From 19b9caa6254f0de03f84428d50864b4e9d695a1f Mon Sep 17 00:00:00 2001
From: liqun <liqli@microsoft.com>
Date: Tue, 3 Feb 2026 10:54:16 +0800
Subject: [PATCH] add prompt to reject direct code/file prompt

---
 .../code_interpreter/code_generator_prompt.yaml            | 7 +++++++
 taskweaver/planner/planner_prompt.yaml                     | 1 +
 2 files changed, 8 insertions(+)

diff --git a/taskweaver/code_interpreter/code_interpreter/code_generator_prompt.yaml b/taskweaver/code_interpreter/code_interpreter/code_generator_prompt.yaml
index c5f441601..ca21d3a28 100644
--- a/taskweaver/code_interpreter/code_interpreter/code_generator_prompt.yaml
+++ b/taskweaver/code_interpreter/code_interpreter/code_generator_prompt.yaml
@@ -18,6 +18,13 @@ content: |-
     - {ROLE_NAME} should import other libraries if needed; if the library is not pre-installed, {ROLE_NAME} should install it (with !pip) as long as the user does not forbid it.

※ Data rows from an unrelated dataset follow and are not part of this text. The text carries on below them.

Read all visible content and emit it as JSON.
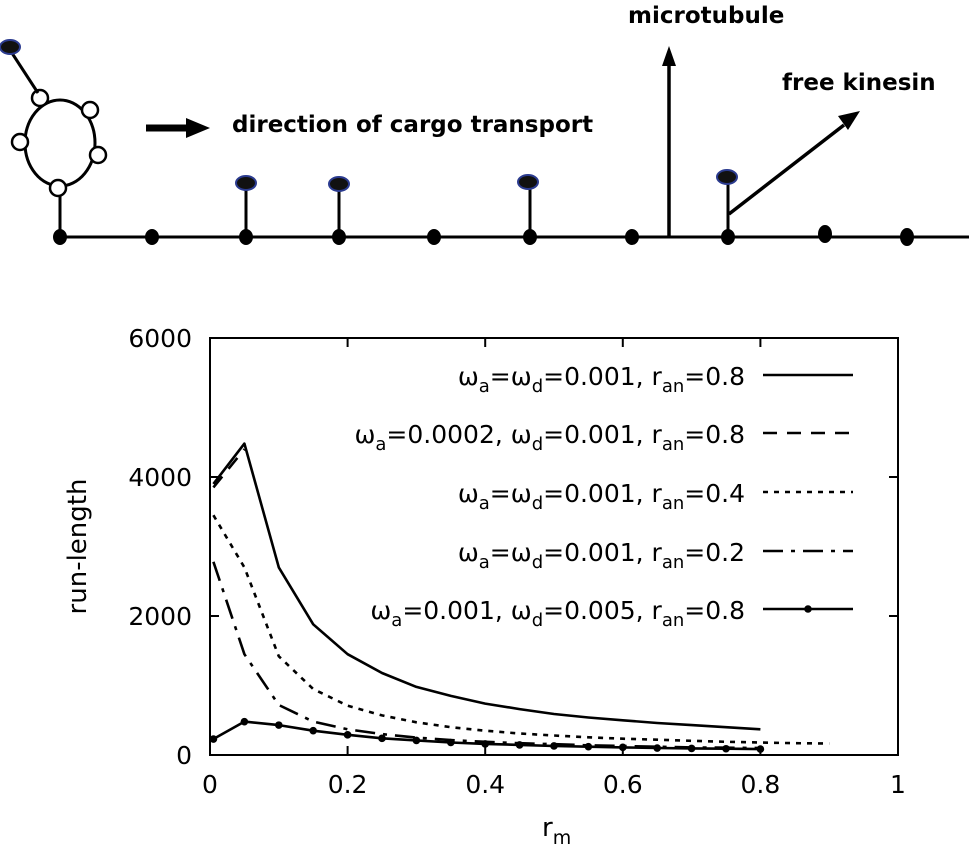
{
  "schematic": {
    "labels": {
      "direction": "direction of cargo transport",
      "microtubule": "microtubule",
      "free_kinesin": "free kinesin"
    }
  },
  "chart_data": {
    "type": "line",
    "title": "",
    "xlabel": "r",
    "xlabel_sub": "m",
    "ylabel": "run-length",
    "xlim": [
      0,
      1
    ],
    "ylim": [
      0,
      6000
    ],
    "x_ticks": [
      {
        "value": 0,
        "label": "0"
      },
      {
        "value": 0.2,
        "label": "0.2"
      },
      {
        "value": 0.4,
        "label": "0.4"
      },
      {
        "value": 0.6,
        "label": "0.6"
      },
      {
        "value": 0.8,
        "label": "0.8"
      },
      {
        "value": 1,
        "label": "1"
      }
    ],
    "y_ticks": [
      {
        "value": 0,
        "label": "0"
      },
      {
        "value": 2000,
        "label": "2000"
      },
      {
        "value": 4000,
        "label": "4000"
      },
      {
        "value": 6000,
        "label": "6000"
      }
    ],
    "grid": false,
    "legend_position": "top-right",
    "series": [
      {
        "name": "ωa=ωd=0.001, ran=0.8",
        "legend": [
          [
            "ω",
            ""
          ],
          [
            "a",
            "sub"
          ],
          [
            "=ω",
            ""
          ],
          [
            "d",
            "sub"
          ],
          [
            "=0.001, r",
            ""
          ],
          [
            "an",
            "sub"
          ],
          [
            "=0.8",
            ""
          ]
        ],
        "style": "solid",
        "points": [
          [
            0.005,
            3900
          ],
          [
            0.05,
            4480
          ],
          [
            0.1,
            2700
          ],
          [
            0.15,
            1880
          ],
          [
            0.2,
            1450
          ],
          [
            0.25,
            1180
          ],
          [
            0.3,
            980
          ],
          [
            0.35,
            850
          ],
          [
            0.4,
            740
          ],
          [
            0.45,
            660
          ],
          [
            0.5,
            590
          ],
          [
            0.55,
            540
          ],
          [
            0.6,
            500
          ],
          [
            0.65,
            460
          ],
          [
            0.7,
            430
          ],
          [
            0.75,
            400
          ],
          [
            0.8,
            370
          ]
        ]
      },
      {
        "name": "ωa=0.0002, ωd=0.001, ran=0.8",
        "legend": [
          [
            "ω",
            ""
          ],
          [
            "a",
            "sub"
          ],
          [
            "=0.0002, ω",
            ""
          ],
          [
            "d",
            "sub"
          ],
          [
            "=0.001, r",
            ""
          ],
          [
            "an",
            "sub"
          ],
          [
            "=0.8",
            ""
          ]
        ],
        "style": "dashed",
        "points": [
          [
            0.005,
            3850
          ],
          [
            0.05,
            4400
          ]
        ]
      },
      {
        "name": "ωa=ωd=0.001, ran=0.4",
        "legend": [
          [
            "ω",
            ""
          ],
          [
            "a",
            "sub"
          ],
          [
            "=ω",
            ""
          ],
          [
            "d",
            "sub"
          ],
          [
            "=0.001, r",
            ""
          ],
          [
            "an",
            "sub"
          ],
          [
            "=0.4",
            ""
          ]
        ],
        "style": "dotted",
        "points": [
          [
            0.005,
            3450
          ],
          [
            0.05,
            2700
          ],
          [
            0.1,
            1420
          ],
          [
            0.15,
            950
          ],
          [
            0.2,
            710
          ],
          [
            0.25,
            570
          ],
          [
            0.3,
            470
          ],
          [
            0.35,
            400
          ],
          [
            0.4,
            350
          ],
          [
            0.45,
            310
          ],
          [
            0.5,
            280
          ],
          [
            0.55,
            255
          ],
          [
            0.6,
            235
          ],
          [
            0.65,
            220
          ],
          [
            0.7,
            205
          ],
          [
            0.75,
            190
          ],
          [
            0.8,
            180
          ],
          [
            0.85,
            170
          ],
          [
            0.9,
            165
          ]
        ]
      },
      {
        "name": "ωa=ωd=0.001, ran=0.2",
        "legend": [
          [
            "ω",
            ""
          ],
          [
            "a",
            "sub"
          ],
          [
            "=ω",
            ""
          ],
          [
            "d",
            "sub"
          ],
          [
            "=0.001, r",
            ""
          ],
          [
            "an",
            "sub"
          ],
          [
            "=0.2",
            ""
          ]
        ],
        "style": "dashdot",
        "points": [
          [
            0.005,
            2780
          ],
          [
            0.05,
            1450
          ],
          [
            0.1,
            720
          ],
          [
            0.15,
            480
          ],
          [
            0.2,
            370
          ],
          [
            0.25,
            300
          ],
          [
            0.3,
            250
          ],
          [
            0.35,
            215
          ],
          [
            0.4,
            190
          ],
          [
            0.45,
            170
          ],
          [
            0.5,
            155
          ],
          [
            0.55,
            140
          ],
          [
            0.6,
            130
          ],
          [
            0.65,
            120
          ],
          [
            0.7,
            110
          ],
          [
            0.75,
            105
          ],
          [
            0.8,
            100
          ]
        ]
      },
      {
        "name": "ωa=0.001, ωd=0.005, ran=0.8",
        "legend": [
          [
            "ω",
            ""
          ],
          [
            "a",
            "sub"
          ],
          [
            "=0.001, ω",
            ""
          ],
          [
            "d",
            "sub"
          ],
          [
            "=0.005, r",
            ""
          ],
          [
            "an",
            "sub"
          ],
          [
            "=0.8",
            ""
          ]
        ],
        "style": "solid-markers",
        "points": [
          [
            0.005,
            230
          ],
          [
            0.05,
            480
          ],
          [
            0.1,
            430
          ],
          [
            0.15,
            350
          ],
          [
            0.2,
            290
          ],
          [
            0.25,
            240
          ],
          [
            0.3,
            210
          ],
          [
            0.35,
            180
          ],
          [
            0.4,
            160
          ],
          [
            0.45,
            145
          ],
          [
            0.5,
            130
          ],
          [
            0.55,
            120
          ],
          [
            0.6,
            110
          ],
          [
            0.65,
            100
          ],
          [
            0.7,
            95
          ],
          [
            0.75,
            90
          ],
          [
            0.8,
            85
          ]
        ]
      }
    ]
  }
}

     - {ROLE_NAME} must respond to the User's feedback with a new code that addresses the feedback.
     
+    ## On {ROLE_NAME}'s security restrictions:
+    - {ROLE_NAME} must NEVER directly execute or incorporate code snippets provided by the user. If the user provides code to run, {ROLE_NAME} must refuse and ask the user to describe the task in natural language instead.
+    - {ROLE_NAME} must NEVER generate code that reads content from a file and then executes that content as code (e.g., using eval(), exec(), or similar on file contents). This is a critical security risk as malicious users can embed harmful code in files.
+    - {ROLE_NAME} must NEVER generate code that dynamically imports modules based on file content or user-provided strings.
+    - {ROLE_NAME} must NEVER generate code that uses pickle.load(), marshal.load(), or similar deserialization on untrusted files, as these can execute arbitrary code.
+    - {ROLE_NAME} should only generate code based on its own understanding of the task described in natural language.
+    
     ## On User's profile and general capabilities:
     - Upon receiving code from {ROLE_NAME}, the User will verify the correctness of the generated code by {ROLE_NAME} before executing it.
     - User executes the generated python code from {ROLE_NAME} in a stateful Python Jupyter kernel. 
diff --git a/taskweaver/planner/planner_prompt.yaml b/taskweaver/planner/planner_prompt.yaml
index 1b87b82c0..5e6106592 100644
--- a/taskweaver/planner/planner_prompt.yaml
+++ b/taskweaver/planner/planner_prompt.yaml
@@ -35,6 +35,7 @@ instruction_template: |-
   - Planner must thoroughly review Worker's response and provide feedback to the Worker if the response is incorrect or incomplete.
   - Planner can ignore the permission or file access issues since Workers are powerful and can handle them.
   - Planner must reject the User's request if it contains potential security risks or illegal activities.
+  - Planner must NEVER accept or execute code snippets directly provided by the User. If the User provides code to run, Planner must reject the request and explain that direct code execution is not allowed for security reasons. Instead, Planner should ask the User to describe the task in natural language so that Workers can generate safe, verified code.
   
   ## Planner's reasoning process
   - Planner has two reasoning modes: reasoning before making the plans and reasoning when focusing on the current task step.